In a quarter circle, a set of perpendicular lines are drawn. One line is from one end of quarter circle to opposite side of quarter circle and another line perpendicular from that point to one point of circle. If lengths of lines are a and b then find tangent of angle forming at 1st line and base of circle.
Basic knowledge to solve this puzzle:
sin and cos in terms of tan:
\[sinα=\sqrt{\frac{tan^2α}{1+tan^2α}}\]
\[cosα=\sqrt{\frac{1}{1+tan^2α}}\]
Proof: Given in end of this page
Step 1: Give names to some points
Step 2:
Horizontal component of a is a.cos(α)
Vertical component of a is a.sin(α)
Similarly,
Horizontal component of b is b.cos(α)
Vertical component of b is b.sin(α)
Now AC = AB (Both are radius of big circle)
\[AB = b.cos(α)\]
and
\[AC = \sqrt{[a.cos(α)+b.sin(α)]^2+[a.sin(α)]^2}\]
Now AB = AC
\[\Rightarrow b.cos(α) = \sqrt{[a.cos(α)+b.sin(α)]^2+[a.sin(α)]^2}\]
\[\Rightarrow [b.cos(α)]^2 = [a.cos(α)+b.sin(α)]^2+[a.sin(α)]^2\]
\[\Rightarrow b^2.cos^2(α) = a^2.cos^2(α)+b^2.sin^2(α)+2ab.cos(α)sin(α)+a^2.sin^2(α)\]
\[\Rightarrow a^2+2ab.cos(α)sin(α)-b^2.cos^2(α)+b^2.sin^2(α) =0\]
\[\Rightarrow a^2+2ab.\frac{tan(α)}{1+tan^2(α)}+b^2.\left(\frac{tan^2(α)-1}{1+tan^2(α)}\right)=0\]
\[\Rightarrow a^2(1+tan^2(α))+2ab.tan(α)+b^2.(tan^2(α)-1)=0\]
\[\Rightarrow (a^2+b^2)tan^2(α)+2ab.tan(α)+(a^2-b^2)=0\]
Now its looks like quadratic equation. Solve for tan(α) in this quadratic equation.
\[\Rightarrow tan(α)=\frac{-2ab\pm\sqrt{4a^2b^2-4(a^2+b^2)(a^2-b^2)}}{2(a^2+b^2)}\]
\[\Rightarrow tan(α)=\frac{\pm\sqrt{a^2b^2-a^4+b^4}-ab}{(a^2+b^2)}\]

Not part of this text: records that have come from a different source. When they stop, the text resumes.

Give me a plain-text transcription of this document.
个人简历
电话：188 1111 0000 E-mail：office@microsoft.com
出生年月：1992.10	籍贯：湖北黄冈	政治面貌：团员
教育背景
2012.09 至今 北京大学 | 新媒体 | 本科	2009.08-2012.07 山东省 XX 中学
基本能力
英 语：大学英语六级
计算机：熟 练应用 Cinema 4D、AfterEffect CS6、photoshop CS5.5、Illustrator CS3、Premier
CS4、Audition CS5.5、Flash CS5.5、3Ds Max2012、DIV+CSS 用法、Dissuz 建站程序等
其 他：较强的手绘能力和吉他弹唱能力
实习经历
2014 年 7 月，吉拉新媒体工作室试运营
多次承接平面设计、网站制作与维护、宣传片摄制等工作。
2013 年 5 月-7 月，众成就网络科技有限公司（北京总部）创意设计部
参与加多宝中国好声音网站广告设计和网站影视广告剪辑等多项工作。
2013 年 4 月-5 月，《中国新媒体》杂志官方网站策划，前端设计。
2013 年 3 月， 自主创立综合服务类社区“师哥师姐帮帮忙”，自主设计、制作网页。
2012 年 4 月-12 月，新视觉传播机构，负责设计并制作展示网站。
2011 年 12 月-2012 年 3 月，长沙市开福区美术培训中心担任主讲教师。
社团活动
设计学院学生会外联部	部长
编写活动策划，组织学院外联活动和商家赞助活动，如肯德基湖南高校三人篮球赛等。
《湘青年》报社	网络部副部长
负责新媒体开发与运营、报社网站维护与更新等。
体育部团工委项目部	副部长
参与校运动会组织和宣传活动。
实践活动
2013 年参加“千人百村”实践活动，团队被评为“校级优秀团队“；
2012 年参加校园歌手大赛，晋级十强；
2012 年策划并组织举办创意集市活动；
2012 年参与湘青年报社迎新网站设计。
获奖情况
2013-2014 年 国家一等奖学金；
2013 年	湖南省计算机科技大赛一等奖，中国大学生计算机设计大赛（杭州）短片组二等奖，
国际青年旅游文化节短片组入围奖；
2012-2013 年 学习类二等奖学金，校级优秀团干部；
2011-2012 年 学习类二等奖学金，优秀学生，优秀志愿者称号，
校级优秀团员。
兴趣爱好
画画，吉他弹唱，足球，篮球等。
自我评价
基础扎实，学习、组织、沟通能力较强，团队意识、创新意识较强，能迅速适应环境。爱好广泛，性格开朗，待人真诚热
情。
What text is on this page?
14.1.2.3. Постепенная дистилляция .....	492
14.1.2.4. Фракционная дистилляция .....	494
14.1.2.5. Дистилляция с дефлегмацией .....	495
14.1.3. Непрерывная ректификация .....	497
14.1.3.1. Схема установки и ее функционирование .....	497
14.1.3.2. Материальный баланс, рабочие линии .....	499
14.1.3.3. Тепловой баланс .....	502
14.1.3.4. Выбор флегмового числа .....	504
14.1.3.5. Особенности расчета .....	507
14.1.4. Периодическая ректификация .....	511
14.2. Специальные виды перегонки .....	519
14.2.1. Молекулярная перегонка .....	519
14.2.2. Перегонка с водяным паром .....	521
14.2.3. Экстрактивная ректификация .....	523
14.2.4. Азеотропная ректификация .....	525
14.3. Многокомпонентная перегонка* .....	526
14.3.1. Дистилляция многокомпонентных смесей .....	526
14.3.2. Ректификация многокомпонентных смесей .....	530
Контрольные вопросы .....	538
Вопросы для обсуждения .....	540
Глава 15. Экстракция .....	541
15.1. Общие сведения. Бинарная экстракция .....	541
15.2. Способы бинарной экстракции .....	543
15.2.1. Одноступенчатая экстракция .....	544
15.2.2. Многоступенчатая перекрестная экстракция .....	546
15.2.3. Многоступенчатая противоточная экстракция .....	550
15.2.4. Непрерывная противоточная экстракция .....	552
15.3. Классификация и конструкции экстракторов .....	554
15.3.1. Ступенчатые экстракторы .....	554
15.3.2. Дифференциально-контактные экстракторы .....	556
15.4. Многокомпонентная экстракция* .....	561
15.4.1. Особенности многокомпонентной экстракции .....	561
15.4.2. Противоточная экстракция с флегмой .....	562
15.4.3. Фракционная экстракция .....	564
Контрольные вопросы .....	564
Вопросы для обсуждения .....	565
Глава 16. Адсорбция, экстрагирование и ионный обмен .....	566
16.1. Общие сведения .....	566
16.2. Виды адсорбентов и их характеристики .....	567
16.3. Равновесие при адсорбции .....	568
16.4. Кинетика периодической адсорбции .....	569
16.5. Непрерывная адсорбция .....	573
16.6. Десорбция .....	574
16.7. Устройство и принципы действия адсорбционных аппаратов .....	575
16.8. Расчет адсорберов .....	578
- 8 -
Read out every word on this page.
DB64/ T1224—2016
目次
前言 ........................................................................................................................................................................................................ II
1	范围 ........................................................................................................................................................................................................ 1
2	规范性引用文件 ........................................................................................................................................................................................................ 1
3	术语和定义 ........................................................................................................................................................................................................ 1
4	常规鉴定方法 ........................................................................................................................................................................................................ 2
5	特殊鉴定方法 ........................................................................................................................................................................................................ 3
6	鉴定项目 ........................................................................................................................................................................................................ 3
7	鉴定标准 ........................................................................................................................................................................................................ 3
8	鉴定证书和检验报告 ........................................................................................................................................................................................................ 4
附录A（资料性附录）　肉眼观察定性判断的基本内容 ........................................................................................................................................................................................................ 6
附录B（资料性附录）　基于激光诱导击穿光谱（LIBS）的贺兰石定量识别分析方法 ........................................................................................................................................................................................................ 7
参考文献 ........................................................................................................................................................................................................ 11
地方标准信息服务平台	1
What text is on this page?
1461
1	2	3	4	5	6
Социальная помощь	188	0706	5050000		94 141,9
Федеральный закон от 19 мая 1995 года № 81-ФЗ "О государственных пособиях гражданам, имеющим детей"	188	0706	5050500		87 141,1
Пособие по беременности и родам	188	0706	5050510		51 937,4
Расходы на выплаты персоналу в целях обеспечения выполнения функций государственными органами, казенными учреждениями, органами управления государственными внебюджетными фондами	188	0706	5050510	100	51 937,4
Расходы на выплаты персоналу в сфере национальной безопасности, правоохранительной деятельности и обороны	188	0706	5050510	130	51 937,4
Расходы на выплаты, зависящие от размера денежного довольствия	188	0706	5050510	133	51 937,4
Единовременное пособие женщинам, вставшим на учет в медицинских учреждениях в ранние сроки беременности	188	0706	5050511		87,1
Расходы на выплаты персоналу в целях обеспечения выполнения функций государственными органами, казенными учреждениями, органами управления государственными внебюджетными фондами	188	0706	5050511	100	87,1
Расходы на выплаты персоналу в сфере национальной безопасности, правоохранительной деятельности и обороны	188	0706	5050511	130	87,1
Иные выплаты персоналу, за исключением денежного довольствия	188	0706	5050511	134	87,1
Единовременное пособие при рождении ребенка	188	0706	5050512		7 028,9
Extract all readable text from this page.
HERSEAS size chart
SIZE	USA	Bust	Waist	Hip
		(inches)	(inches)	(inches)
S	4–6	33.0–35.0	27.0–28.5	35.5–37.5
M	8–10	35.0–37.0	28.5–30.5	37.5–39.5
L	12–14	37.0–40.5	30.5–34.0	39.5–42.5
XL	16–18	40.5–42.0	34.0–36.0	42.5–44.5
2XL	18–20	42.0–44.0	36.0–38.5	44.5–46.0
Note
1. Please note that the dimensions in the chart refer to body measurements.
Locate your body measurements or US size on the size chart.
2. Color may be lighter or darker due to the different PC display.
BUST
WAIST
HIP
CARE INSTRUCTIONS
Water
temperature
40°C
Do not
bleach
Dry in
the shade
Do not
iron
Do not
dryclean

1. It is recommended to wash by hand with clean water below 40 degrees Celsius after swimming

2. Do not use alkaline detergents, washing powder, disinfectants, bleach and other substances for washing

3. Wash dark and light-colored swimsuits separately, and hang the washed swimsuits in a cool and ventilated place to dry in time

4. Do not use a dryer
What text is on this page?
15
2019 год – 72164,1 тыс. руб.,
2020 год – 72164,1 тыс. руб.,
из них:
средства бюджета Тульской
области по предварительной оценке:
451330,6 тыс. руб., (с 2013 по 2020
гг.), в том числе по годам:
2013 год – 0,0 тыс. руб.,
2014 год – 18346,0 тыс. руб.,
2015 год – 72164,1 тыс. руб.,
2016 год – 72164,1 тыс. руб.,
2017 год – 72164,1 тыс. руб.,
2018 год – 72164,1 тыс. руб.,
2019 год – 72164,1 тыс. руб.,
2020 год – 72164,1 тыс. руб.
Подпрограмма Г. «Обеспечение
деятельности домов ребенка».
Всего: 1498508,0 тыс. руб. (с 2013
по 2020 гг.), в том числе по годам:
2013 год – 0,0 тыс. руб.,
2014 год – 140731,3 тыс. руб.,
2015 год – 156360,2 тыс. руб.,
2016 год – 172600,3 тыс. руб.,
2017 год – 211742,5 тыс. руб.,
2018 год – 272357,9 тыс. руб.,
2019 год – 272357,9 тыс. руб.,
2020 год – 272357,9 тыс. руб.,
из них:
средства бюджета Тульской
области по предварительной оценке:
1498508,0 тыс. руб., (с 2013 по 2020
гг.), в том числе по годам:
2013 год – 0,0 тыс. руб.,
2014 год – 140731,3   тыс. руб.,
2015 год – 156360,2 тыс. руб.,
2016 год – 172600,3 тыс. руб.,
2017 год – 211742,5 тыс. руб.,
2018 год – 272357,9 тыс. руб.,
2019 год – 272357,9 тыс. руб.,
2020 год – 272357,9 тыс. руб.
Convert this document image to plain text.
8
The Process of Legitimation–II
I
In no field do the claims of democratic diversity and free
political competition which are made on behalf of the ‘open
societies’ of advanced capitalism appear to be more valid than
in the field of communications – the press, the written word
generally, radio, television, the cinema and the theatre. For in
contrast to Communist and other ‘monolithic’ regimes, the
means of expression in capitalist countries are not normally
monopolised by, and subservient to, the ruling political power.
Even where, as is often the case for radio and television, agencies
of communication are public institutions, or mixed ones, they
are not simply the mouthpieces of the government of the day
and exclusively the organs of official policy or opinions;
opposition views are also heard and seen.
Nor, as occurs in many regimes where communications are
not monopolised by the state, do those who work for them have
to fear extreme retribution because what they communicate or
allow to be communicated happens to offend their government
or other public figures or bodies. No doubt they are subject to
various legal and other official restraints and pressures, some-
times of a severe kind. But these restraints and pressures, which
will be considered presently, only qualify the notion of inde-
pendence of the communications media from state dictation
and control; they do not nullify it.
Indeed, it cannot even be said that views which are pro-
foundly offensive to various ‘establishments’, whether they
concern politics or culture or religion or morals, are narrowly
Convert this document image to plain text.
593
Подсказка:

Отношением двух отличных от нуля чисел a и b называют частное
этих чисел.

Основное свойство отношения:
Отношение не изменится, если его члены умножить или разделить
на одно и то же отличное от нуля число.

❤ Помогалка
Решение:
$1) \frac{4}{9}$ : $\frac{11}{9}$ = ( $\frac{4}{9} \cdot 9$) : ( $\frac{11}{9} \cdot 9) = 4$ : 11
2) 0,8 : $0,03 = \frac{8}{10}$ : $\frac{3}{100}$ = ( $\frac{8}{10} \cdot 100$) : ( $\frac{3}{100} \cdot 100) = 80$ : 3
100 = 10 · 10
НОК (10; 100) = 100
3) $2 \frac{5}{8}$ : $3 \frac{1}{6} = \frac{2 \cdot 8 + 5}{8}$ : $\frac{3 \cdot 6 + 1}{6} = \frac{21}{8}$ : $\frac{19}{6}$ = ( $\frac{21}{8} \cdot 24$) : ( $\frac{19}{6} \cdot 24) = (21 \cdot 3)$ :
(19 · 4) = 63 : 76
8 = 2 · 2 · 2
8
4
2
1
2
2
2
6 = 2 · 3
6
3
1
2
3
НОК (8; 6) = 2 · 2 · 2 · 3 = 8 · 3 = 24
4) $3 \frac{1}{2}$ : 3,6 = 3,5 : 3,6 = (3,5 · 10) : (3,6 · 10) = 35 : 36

\[\Rightarrow tan(α)=\frac{\sqrt{a^2b^2-a^4+b^4}-ab}{(a^2+b^2)}\]
Proofs:
Sin:
\[tanα=\frac{sinα}{cosα}\]
\[\Rightarrow tanα=\frac{sinα}{\sqrt{1-sin^2α}}\]
\[\Rightarrow tan^2α=\frac{sin^2α}{1-sin^2α}\]
\[\Rightarrow\frac{1}{tan^2α}=\frac{1-sin^2α}{sin^2α}\]
\[\Rightarrow\frac{1}{tan^2α}=\frac{1}{sin^2α}-1\]
\[\Rightarrow\frac{1+tan^2α}{tan^2α}=\frac{1}{sin^2α}\]
\[\Rightarrow sin^2α=\frac{tan^2α}{1+tan^2α}\]
\[\Rightarrow sinα=\sqrt{\frac{tan^2α}{1+tan^2α}}\]
Cos:
\[tanα=\frac{sinα}{cosα}\]
\[\Rightarrow tanα=\frac{\sqrt{1-cos^2α}}{sinα}\]
\[\Rightarrow tan^2α=\frac{1-cos^2α}{cos^2α}\]
\[\Rightarrow tan^2α=\frac{1}{cos^2α}-1\]
\[\Rightarrow cos^2α=\frac{1}{1+tan^2α}\]
\[\Rightarrow cosα=\sqrt{\frac{1}{1+tan^2α}}\]